Miguel Alcalde
Le détour par l'Espagne de Miguel Alcalde n'a rien d'un tourisme de genre : c'est un passage par une tradition où l'excès visuel, la satire et le mauvais goût assumé peuvent devenir des instruments de précision. Alcalde travaille à un endroit intéressant du cinéma ibérique, là où le grotesque n'annule pas la noirceur mais lui donne, au contraire, un relief plus agressif. Il appartient à cette lignée de Espagne qui a compris qu'en matière de Horreur, la décence n'est pas forcément une vertu esthétique. Ce qui compte, c'est la justesse du ton, la façon d'orchestrer l'outrance pour qu'elle révèle quelque chose de pourri dans le monde représenté.

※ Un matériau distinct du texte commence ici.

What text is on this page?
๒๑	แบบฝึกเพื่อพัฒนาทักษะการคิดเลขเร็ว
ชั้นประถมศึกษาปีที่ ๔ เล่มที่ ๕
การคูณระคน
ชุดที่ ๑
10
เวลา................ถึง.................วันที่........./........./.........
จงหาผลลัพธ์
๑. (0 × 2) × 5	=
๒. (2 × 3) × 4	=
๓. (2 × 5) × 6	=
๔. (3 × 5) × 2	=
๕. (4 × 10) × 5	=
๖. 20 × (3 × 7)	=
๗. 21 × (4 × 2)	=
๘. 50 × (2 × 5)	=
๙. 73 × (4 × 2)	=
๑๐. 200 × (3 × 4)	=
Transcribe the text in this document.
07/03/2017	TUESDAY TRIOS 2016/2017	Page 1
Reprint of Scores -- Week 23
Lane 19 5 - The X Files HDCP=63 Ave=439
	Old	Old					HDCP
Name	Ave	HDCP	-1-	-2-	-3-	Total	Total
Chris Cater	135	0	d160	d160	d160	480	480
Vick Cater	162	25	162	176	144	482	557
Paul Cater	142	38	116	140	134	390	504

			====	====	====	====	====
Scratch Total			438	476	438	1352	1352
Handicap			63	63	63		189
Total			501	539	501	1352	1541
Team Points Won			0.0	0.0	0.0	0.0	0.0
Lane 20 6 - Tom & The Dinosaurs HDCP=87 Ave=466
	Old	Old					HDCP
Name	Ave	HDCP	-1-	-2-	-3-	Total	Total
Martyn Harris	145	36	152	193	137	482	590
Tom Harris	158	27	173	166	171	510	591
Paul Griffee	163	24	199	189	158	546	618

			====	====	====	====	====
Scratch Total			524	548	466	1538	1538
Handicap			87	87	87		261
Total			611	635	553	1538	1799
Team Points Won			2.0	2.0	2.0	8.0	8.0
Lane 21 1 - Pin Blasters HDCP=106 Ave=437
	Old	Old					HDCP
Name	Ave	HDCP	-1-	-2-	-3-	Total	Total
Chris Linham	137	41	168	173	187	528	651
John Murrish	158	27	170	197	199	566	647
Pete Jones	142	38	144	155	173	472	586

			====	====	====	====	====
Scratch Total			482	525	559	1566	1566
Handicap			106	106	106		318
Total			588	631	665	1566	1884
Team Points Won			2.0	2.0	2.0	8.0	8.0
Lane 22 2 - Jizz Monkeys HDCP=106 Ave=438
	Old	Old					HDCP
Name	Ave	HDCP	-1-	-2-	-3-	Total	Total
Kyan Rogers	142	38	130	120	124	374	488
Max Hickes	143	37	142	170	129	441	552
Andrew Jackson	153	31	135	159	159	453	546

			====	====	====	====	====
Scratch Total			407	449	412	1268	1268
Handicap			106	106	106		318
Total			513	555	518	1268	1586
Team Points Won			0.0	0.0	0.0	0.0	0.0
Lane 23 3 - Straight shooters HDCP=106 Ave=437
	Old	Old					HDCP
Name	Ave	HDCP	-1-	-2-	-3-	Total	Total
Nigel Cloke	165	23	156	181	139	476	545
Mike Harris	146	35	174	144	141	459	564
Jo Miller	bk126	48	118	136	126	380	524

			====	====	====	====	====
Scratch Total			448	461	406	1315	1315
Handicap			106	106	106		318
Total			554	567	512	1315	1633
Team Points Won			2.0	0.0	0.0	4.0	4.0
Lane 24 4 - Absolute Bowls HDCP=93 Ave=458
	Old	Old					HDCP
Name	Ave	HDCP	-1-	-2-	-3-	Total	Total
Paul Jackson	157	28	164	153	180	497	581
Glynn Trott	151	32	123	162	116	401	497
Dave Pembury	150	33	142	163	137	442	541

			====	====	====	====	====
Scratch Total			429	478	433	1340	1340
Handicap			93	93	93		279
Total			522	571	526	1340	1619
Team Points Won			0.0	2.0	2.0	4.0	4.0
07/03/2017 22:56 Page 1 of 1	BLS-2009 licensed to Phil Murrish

Chez lui, la violence n'est jamais très loin du rire, mais ce rire n'est pas un coussin de sécurité. Il a quelque chose de crispé, de sale, parfois même de franchement accusateur. On rit parce que le film pousse une situation jusqu'à son point d'indignité, parce qu'il dévoile la vulgarité sous le vernis, parce qu'il regarde les comportements humains avec une ironie peu charitable. C'est une qualité précieuse. Trop de films de genre veulent être aimés par le public avant même d'avoir trouvé leur venin. Alcalde, lui, accepte de paraître plus abrasif. Il ne cherche pas à arrondir les angles de sa vision.
Cette âpreté lui permet de jouer avec les codes sans se réduire au clin d'œil. Les références, quand elles existent, ne sont pas là pour flatter le spectateur collectionneur. Elles servent à remettre en circulation une énergie : celle du cinéma populaire qui ose l'inconfort, le débordement, la couleur trop vive, la chair trop exposée, le gag qui tourne mal. On sent chez Alcalde une compréhension très physique du genre. Les corps comptent, les matières comptent, la texture du sang ou de la sueur compte. Le film ne veut pas seulement signifier la corruption. Il veut lui donner une surface.
Il faut aussi replacer ce travail dans le contexte des Années 2000 et des Années 2010, moment où le cinéma espagnol a continué d'alterner prestige international et pulsion plus bis, plus irrévérencieuse. Alcalde se tient précisément dans cette tension. Il sait que l'industrie récompense plus volontiers le genre lorsqu'il se présente bien, lorsqu'il devient allégorie respectable, lorsque la mise en scène fait mine de s'excuser pour ses débordements. Lui ne demande pas pardon. Il garde quelque chose d'instable, d'impur, et cette impureté fait partie de sa force.
Sa mise en scène se distingue souvent par une franchise du mouvement. Pas de maniérisme décoratif pour masquer le vide, pas de faux raffinement posé sur des effets convenus. Le plan avance parce qu'il doit avancer, parce qu'il mène un personnage vers une humiliation, une découverte ou une catastrophe. Cette lisibilité n'empêche pas l'invention. Elle permet au contraire au film de respirer, de surprendre sans se perdre, d'installer une mécanique puis de la dérégler au bon moment.
Ce qui rend Alcalde intéressant pour CaSTV, c'est aussi sa capacité à faire sentir une continuité entre le social et le monstrueux. Le grotesque n'apparaît pas comme une parenthèse séparée du réel. Il en est la logique poussée à bout. Une hiérarchie ridicule devient féroce. Un désir banal devient pulsion de destruction. Un décor quotidien révèle soudain sa théâtralité sinistre. Cette manière de ne jamais isoler complètement le fantastique donne à ses films une vraie densité.
On sort de Miguel Alcalde avec l'impression d'avoir traversé un cinéma qui ne veut ni se purifier ni se justifier. C'est un cinéma qui salit ses mains et qui sait pourquoi il le fait. Dans un paysage parfois tenté par la respectabilité molle, cette décision a du prix. Elle rappelle qu'il existe une noblesse du mauvais esprit, et que l'horreur espagnole reste l'un des lieux où ce mauvais esprit peut encore produire des formes franchement vivantes.